贾政点头示意,温文地邀请道:“诸位先生,请赐题。”众人相互对视,纷纷提议:“刚才令郎有云:‘编新不如述旧’,此处古人早已吟咏尽致,何不直书‘杏花村’四字,岂不妙哉?” 贾政听后,转向贾珍,含笑提点道:“幸亏他们提醒了我,这儿确实美得无以复加,只是还差一个酒旗飘摇。明儿就制一个,不必过于华丽,仿照村外那些乡野小店的样式,用竹杆高高挑起,挂在树梢。” 贾珍恭声应允,又补充建议:“在此处,咱们也不宜养其他鸟类,只需饲养些鹅、鸭、鸡等家禽,这才和周围环境相得益彰。” 贾政与众宾客都赞叹道:“更妙!”
随后,贾政又向众宾客深思议论:“‘杏花村’之名固然佳美,但似乎冲犯了现成的村庄名字,咱们还需另请高明。”众人皆附和:“的确如此!不过,既有今日的构想,何愁没有雅号呢?”
在那个充满诗意的午后,众人聚首于贾府的花厅中,讨论着那未定的新村名。宝玉,心急如焚,无法再耐住性子等待父亲的发话,急切地插言道:“古诗云:‘红杏梢头挂酒旗’。依我看,‘杏帘在望’这四字,岂不更妙?”
众人听后,皆啧啧称奇,齐声称好。“好个‘在望’!既含蓄,又似有暗指‘杏花村’之意。”声音未落,宝玉却带着一丝讥笑,反驳道:“若用‘杏花’二字为村名,便显得太过庸俗不雅,毫无新意。”他顿了顿,继续引经据典:“又有诗句云:‘柴门临水稻花香’,我们何不取其意境,将新村落命名为‘稻香村’?岂不是别致而又意味深长?”
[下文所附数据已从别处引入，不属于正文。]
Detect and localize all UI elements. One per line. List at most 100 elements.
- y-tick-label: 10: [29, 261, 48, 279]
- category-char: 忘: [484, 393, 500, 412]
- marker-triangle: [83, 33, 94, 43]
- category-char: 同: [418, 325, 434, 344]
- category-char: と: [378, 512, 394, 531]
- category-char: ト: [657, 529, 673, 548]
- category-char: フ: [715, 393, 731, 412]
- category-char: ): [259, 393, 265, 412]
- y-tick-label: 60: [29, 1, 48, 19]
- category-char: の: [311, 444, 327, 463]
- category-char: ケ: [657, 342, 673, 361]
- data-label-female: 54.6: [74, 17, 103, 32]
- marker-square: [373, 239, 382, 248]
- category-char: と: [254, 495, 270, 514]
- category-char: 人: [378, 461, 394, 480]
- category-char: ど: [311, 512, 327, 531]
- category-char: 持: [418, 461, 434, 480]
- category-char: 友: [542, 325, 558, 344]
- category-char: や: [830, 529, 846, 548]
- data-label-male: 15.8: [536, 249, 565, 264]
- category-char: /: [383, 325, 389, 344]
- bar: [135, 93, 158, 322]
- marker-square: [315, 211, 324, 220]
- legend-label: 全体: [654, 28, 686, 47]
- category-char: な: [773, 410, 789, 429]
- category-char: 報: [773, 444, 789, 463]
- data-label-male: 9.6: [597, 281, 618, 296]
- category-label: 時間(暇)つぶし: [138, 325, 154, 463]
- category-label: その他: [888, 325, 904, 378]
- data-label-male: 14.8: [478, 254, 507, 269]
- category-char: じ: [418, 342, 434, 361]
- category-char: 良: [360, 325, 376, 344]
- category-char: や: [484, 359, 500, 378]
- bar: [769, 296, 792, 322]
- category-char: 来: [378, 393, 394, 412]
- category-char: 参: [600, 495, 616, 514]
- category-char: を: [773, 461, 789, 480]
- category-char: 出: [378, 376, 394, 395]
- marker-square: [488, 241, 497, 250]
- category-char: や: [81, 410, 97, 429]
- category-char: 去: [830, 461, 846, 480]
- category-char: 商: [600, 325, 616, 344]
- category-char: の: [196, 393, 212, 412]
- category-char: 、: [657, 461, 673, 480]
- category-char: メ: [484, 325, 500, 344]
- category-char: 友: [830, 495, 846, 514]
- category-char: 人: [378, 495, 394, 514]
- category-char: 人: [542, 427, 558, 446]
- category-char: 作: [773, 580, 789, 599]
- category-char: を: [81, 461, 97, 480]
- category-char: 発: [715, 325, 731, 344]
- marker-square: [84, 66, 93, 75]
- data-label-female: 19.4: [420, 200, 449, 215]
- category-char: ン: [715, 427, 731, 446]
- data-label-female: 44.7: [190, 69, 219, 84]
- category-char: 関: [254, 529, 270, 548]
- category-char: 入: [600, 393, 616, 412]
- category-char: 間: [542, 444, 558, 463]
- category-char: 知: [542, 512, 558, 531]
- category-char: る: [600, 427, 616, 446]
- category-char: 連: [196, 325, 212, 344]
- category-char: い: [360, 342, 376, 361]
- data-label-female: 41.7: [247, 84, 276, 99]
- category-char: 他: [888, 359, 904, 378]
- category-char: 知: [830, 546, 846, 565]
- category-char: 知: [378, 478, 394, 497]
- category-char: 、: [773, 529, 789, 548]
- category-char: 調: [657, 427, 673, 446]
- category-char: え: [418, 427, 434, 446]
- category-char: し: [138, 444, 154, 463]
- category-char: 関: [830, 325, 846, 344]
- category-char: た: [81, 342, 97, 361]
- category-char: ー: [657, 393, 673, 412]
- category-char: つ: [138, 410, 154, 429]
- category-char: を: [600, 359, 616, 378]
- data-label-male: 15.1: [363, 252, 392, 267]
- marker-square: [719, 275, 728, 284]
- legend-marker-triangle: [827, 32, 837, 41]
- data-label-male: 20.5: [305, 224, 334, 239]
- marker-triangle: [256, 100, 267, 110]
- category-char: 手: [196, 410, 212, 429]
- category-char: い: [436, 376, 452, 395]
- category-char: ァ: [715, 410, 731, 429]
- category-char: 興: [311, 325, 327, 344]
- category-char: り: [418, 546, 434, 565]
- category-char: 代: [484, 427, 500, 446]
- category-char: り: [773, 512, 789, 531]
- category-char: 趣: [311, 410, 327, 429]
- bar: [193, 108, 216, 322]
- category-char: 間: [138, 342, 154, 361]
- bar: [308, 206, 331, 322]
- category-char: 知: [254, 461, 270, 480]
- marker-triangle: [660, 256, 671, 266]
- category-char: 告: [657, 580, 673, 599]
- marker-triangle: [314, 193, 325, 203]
此一提议,如同投入湖中的石子,激起了一圈又一圈的掌声和欢呼:“真是妙不可言!”然而,贾政,一位饱学之士,却在此时断然喝止:“无知小儿!你不过涉猎了几页古人书,背诵得了几句熟诗,就敢在长者面前卖弄才华?你先前那些妄言,我不过是试探你的深浅,逗尔等一乐罢了。你竟还当真了!”